На похоронах она стояла в черном, с лицом, будто высеченным из камня. Двор шептал, что она бессердечная итальянка, у нее камень вместо сердца.
Они не знали, что ночью накануне похорон она кричала в подушку, не плакала, а именно кричала, по-звериному, до хрипоты, пока не онемело горло. Потом лежала, уставившись в темноту, и слушала, как тишина заполняет комнату, в которой больше тридцати лет кто-то храпел рядом.
Без Болеслава не было никакого щита. Ян Август слушал молодых советников и Марту.
Марта теперь была при дворе на законных правах, теща короля, бабушка будущих наследников. Она нашептывала сыну, что мать его душит, тихо, ласково, по капле, как капают настой. Мать подменила все обычаи итальянскими. Мать держала отца в кулаке. Что он король, а живет, как мальчик при строгой гувернантке.
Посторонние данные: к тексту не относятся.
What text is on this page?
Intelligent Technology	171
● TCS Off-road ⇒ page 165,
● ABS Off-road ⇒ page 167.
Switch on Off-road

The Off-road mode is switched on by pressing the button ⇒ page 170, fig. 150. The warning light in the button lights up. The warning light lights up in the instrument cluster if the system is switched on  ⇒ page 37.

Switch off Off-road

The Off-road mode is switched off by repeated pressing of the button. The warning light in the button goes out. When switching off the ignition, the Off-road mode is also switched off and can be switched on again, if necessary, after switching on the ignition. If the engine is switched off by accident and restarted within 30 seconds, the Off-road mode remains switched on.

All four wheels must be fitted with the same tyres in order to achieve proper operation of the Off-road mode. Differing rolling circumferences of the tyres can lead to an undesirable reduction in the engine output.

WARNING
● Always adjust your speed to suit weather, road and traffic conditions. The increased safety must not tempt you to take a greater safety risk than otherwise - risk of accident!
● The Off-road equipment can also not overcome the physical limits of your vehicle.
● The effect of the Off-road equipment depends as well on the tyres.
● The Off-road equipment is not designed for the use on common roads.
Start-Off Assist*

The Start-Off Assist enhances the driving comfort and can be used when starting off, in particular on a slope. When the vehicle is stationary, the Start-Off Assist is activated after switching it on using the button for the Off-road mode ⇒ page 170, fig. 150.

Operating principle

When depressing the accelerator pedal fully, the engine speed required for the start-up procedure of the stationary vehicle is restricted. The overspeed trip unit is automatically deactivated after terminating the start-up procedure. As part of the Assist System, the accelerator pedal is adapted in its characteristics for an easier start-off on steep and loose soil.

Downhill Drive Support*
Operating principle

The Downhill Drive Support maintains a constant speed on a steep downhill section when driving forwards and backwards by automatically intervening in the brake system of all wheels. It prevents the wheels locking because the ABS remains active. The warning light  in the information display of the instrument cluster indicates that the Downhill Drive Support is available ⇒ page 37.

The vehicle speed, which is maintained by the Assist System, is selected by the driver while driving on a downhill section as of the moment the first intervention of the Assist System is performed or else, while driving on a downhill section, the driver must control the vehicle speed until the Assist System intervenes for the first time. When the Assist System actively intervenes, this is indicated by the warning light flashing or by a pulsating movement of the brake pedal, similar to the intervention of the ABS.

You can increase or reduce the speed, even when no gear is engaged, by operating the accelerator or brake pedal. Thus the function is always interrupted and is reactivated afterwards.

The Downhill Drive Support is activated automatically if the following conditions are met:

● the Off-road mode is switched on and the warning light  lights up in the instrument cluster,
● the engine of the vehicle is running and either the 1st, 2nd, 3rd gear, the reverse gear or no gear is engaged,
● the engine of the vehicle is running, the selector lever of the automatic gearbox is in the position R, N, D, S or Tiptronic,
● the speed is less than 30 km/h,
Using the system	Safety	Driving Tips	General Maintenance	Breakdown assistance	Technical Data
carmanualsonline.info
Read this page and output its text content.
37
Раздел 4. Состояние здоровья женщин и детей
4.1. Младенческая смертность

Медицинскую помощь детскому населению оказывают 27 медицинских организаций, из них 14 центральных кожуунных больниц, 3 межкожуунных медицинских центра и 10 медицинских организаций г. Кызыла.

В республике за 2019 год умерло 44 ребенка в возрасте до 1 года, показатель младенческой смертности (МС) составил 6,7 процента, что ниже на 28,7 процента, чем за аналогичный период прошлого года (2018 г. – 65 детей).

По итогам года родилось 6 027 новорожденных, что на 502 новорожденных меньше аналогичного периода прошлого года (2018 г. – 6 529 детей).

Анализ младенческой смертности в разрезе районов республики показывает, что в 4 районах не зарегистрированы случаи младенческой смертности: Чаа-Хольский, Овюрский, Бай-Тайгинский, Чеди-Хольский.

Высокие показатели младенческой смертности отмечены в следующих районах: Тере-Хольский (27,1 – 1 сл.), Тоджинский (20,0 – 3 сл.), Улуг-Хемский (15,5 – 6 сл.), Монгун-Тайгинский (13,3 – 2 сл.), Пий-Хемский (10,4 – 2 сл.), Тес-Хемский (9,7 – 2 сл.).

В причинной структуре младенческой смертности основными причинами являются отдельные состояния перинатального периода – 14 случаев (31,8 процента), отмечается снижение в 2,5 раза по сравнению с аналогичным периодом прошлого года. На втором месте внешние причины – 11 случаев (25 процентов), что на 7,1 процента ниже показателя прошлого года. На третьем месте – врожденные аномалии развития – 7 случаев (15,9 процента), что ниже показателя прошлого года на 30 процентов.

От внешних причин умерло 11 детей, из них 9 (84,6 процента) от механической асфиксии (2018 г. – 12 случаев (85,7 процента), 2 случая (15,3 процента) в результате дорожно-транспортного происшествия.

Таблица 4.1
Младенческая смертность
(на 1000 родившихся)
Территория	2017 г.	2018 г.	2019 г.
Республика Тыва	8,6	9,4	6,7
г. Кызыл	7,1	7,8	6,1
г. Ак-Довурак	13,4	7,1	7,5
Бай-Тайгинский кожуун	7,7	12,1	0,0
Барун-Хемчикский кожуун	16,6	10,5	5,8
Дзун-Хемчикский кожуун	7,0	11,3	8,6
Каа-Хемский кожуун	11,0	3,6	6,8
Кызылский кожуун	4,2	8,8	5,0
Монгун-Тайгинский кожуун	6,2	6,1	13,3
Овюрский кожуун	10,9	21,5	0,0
Виттория все знала, ей Зося передавала. Но знать и мочь что-то сделать - разные вещи. Тело, которое раньше было инструментом, прямая спина, каменное лицо, руки, не дрожащие ни при каких обстоятельствах, теперь предавали. Колени не держали на лестницах. Пальцы не слушались, когда она пыталась писать мелким почерком.
Голос, бывший когда-то чистым и режущим, теперь садился к вечеру и скрипел, как несмазанная петля.
Ум был тот же, а оболочка слабела, и враги это видели.
Ян Август пришел в четверг. Виттория запомнила день, потому что по четвергам ей приносили свежую рыбу из реки, в покоях пахло чешуей и укропом. Он не постучал, вошел рывком, как входят, когда решение уже принято, осталось только объявить приговор.
За ним никого не было, но Виттория знала, что слова, которые он сейчас произнесет, не его. Чужие, заученные, отрепетированные.
Она узнала бы интонацию Марты в голосе собственного сына, даже если бы оглохла на оба уха.
- Ты должна уехать из столицы, - сказал Ян Август.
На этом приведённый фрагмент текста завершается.